Reputation: 73
In excel you can create a new_column and define it to have a value 0 if the old_column is blank, and be 1 if old_column is not blank.
new_column=IF(ISBLANK([@[old_column]]),0,1)
Anyone can think of an efficient way to do this for a data frame in r. Say a column in the data frame is called old_column, I want to add a new_column to the data_frame with the above description.
I tried this:
mydf$old_column[is.na(mydf$old_column] <- 0
mydf$old_column[!is.na(mydf$old_column] <- 1
but it gives me this error:
invalid factor level, NA generated error.
Upvotes: 2
Views: 66
Reputation: 10203
mydf$new_column <- as.integer(!is.na(mydf$old_column)

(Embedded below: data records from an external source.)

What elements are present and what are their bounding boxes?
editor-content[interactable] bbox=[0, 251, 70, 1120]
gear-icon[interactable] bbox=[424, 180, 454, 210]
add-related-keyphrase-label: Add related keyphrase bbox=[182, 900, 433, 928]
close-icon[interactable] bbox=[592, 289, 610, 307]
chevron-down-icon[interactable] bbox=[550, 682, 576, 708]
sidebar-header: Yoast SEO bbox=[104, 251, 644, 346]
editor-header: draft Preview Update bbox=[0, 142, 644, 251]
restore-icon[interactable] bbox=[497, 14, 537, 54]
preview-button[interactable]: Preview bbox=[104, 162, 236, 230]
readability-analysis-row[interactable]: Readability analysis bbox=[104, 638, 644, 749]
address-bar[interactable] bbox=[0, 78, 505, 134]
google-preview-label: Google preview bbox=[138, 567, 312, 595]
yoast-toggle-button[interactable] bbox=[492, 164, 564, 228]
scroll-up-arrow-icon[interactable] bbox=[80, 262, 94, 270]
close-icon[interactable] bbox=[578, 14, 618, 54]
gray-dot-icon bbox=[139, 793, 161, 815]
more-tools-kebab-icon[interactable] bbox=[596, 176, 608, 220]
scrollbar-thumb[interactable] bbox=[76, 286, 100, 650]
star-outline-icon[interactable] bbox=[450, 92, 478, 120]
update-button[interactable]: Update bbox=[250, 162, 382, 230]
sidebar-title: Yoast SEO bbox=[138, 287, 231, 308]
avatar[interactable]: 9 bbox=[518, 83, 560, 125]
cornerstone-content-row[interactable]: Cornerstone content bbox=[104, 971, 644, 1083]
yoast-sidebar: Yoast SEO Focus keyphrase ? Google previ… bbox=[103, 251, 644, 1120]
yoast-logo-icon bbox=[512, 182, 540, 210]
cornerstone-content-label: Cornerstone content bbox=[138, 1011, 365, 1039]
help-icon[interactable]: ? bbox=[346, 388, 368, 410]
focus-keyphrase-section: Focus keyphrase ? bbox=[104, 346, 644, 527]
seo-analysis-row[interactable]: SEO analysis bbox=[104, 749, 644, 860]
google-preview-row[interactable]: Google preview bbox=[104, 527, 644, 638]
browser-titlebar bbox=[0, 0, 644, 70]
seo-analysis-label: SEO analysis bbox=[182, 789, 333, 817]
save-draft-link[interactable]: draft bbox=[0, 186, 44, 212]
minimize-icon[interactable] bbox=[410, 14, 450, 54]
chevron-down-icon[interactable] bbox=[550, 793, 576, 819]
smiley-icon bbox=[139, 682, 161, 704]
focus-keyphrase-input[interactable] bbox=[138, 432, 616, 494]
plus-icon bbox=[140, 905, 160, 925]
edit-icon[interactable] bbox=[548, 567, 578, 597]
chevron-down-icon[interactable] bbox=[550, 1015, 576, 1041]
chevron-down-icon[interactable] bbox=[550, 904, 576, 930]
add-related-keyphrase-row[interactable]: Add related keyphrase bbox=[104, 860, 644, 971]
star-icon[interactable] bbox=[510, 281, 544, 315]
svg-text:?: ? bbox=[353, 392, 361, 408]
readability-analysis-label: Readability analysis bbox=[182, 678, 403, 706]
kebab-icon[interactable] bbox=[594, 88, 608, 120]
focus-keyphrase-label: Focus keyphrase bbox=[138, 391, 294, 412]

You may not even need the as.integer()
as is.na()
returns a boolean vector and R treats TRUE
and FALSE
as 1
and 0
respectively.
Upvotes: 3
Reputation: 780
If you want to follow the same scheme than in excel, then you are looking for ifelse:
mydf$new_column <- ifelse(is.na(mydf$old_column),0,1)
Also, in your original code, note that you assign the value to the old_column, so the second command will not find any NA's and will assign 1 everywhere.
The factor problem (guessing here), can be related to how you have loaded the data from your csv or xls file into R. Many methods have a parameter stringsAsFactors that you may want to set to False otherwise you can run into this type of errors. Provide the code, and we can help you. Example:
mydf <- read.csv("myfile.csv",stringsAsFactors = F)
Upvotes: 3